Triggering Article 50, formally notifying the intension to withdraw, starts a two-year clock running. After that, the Treaties that govern membership no longer apply to Britain. The terms of exit will be negotiated between Britain’s 27 counterparts, and
each will have a veto over the conditions.
It will also be
subject to ratification in national parliaments, meaning, for example, that Belgian MPs could stymie the entire process.
Two vast negotiating teams will be created, far larger than those seen in the British renegotiation. The EU side is likely to be headed by one of the current Commissioners.
Untying Britain from the old membership is the easy bit. Harder would be agreeing a new trading relationship, establishing what tariffs and other barriers to entry are permitted, and agreeing on obligations such as free movement.
Such a process, EU leaders claim, could take another five years.
Business leaders want the easiest terms possible, to prevent economic harm.

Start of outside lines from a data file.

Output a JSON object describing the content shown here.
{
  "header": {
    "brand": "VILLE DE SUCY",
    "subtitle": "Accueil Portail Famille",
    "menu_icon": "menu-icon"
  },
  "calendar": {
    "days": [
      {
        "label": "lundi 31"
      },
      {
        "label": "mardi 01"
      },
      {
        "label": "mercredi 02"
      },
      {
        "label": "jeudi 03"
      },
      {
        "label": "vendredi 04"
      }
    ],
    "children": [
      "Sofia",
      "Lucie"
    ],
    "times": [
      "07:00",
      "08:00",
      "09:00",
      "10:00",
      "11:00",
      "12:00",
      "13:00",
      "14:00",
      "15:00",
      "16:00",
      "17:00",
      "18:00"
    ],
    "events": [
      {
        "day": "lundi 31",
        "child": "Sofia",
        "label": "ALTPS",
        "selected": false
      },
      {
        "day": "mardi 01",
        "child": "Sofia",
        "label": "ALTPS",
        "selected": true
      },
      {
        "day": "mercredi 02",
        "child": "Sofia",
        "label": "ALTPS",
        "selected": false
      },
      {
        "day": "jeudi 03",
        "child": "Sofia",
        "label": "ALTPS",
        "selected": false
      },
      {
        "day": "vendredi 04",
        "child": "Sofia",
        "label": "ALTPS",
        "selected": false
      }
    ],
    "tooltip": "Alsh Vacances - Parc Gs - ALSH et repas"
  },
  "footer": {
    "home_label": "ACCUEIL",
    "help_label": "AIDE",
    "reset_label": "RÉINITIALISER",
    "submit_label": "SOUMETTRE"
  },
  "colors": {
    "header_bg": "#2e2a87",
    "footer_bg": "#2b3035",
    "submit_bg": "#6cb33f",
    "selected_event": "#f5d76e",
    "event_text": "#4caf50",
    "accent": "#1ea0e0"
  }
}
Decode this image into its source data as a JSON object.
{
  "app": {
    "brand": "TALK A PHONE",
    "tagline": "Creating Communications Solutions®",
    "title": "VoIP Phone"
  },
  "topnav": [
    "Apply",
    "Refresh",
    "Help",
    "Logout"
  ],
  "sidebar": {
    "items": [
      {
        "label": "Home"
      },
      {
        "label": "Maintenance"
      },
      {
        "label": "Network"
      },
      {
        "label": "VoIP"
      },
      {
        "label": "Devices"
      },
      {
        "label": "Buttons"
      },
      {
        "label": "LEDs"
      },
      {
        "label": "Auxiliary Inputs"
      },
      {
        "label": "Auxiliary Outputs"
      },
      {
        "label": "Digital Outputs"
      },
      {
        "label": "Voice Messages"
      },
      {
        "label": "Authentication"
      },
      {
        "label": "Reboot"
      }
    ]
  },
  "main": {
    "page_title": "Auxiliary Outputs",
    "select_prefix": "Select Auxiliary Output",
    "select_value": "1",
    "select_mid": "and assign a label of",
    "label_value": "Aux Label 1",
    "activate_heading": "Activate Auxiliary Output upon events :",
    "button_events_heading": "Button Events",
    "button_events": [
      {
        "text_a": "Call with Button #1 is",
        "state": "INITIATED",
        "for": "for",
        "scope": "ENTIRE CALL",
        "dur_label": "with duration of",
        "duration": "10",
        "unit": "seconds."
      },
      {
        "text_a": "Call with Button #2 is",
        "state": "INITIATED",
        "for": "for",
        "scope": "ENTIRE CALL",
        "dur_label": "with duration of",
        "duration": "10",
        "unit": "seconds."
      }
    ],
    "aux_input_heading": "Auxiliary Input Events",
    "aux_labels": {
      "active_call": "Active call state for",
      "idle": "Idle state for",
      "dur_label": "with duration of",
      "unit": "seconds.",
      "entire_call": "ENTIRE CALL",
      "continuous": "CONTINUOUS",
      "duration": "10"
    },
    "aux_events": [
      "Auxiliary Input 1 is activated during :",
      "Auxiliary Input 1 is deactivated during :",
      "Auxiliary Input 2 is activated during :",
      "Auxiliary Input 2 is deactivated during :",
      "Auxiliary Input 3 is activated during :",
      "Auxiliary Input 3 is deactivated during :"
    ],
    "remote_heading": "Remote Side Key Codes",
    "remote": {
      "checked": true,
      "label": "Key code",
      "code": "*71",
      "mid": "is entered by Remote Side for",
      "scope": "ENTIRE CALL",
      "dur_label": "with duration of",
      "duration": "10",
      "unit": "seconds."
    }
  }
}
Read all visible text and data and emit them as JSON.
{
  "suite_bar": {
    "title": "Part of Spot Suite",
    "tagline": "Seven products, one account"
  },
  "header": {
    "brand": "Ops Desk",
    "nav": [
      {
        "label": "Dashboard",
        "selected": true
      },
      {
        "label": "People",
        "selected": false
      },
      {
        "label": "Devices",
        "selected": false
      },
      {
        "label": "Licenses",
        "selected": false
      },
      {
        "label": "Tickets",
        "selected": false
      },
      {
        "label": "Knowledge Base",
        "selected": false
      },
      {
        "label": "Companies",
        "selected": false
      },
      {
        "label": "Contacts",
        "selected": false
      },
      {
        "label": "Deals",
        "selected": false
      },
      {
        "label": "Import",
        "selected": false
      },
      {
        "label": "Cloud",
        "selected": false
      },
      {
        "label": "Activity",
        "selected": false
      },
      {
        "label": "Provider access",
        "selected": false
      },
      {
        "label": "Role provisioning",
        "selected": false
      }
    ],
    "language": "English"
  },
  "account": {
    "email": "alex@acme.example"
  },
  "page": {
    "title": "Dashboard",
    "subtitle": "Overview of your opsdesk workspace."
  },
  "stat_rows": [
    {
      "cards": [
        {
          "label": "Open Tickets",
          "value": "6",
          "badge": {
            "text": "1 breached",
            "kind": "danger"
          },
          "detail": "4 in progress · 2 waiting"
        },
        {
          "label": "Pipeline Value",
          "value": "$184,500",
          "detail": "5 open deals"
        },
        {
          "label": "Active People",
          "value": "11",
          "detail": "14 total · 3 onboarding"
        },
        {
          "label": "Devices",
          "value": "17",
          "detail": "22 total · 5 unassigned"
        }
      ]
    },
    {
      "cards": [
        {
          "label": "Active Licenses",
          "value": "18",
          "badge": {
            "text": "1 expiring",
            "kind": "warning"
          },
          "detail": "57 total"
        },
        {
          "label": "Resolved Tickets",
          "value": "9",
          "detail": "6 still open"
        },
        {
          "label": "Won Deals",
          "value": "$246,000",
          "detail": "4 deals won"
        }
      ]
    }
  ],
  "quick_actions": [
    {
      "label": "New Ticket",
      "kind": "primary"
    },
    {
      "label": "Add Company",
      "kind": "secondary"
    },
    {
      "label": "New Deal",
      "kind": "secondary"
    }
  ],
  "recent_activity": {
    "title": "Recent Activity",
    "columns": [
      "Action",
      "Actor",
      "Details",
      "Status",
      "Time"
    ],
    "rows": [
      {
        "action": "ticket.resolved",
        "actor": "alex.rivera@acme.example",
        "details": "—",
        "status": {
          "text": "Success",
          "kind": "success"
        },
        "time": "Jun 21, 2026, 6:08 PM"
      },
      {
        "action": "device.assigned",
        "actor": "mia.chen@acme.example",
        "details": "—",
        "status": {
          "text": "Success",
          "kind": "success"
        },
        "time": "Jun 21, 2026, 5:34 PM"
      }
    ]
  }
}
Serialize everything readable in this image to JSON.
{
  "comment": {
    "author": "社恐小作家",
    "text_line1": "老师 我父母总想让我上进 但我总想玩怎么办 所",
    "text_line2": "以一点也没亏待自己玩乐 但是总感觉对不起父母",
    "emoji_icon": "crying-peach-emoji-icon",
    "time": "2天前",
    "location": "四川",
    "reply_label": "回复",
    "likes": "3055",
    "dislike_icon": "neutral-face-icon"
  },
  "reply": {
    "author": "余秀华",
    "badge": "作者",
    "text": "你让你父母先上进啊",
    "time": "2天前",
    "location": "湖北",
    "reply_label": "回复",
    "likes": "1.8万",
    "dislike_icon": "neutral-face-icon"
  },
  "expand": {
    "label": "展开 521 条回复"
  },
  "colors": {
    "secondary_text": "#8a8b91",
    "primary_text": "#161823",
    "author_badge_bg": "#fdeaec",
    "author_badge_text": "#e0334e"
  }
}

But political leaders say the conditions will be brutal to discourage other states from following suit.
The Department for Brexit
One option will be to simply recreate EU laws as British statute. But Civil Service insiders expect a new Brexit government to opt for something much more radical, and to use the opportunity of “throwing off the shackles” to re-regulate Britain.
It means that the Government would have to do three acts simultaneous: negotiate a new deal with Brussels, win a series of major bilateral trade deals around the world, and revise its own governance as EU law recedes.
Running the show would be an effective “Ministry for Brexit”, under a senior minister.
Officials expect the scrapping of EU law could result in an avalanche of new legislation in every corner of Whitehall – perhaps 25 Bills in every Queen’s Speech for a decade.
Hundreds of Treasury lawyers and experts would have to be hired for areas – such as health and safety, financial services and employment – where Britain had lost competence to Brussels. Meanwhile, a Trade Ministry will be required, with hundreds of new negotiators, to establish new deals around the world.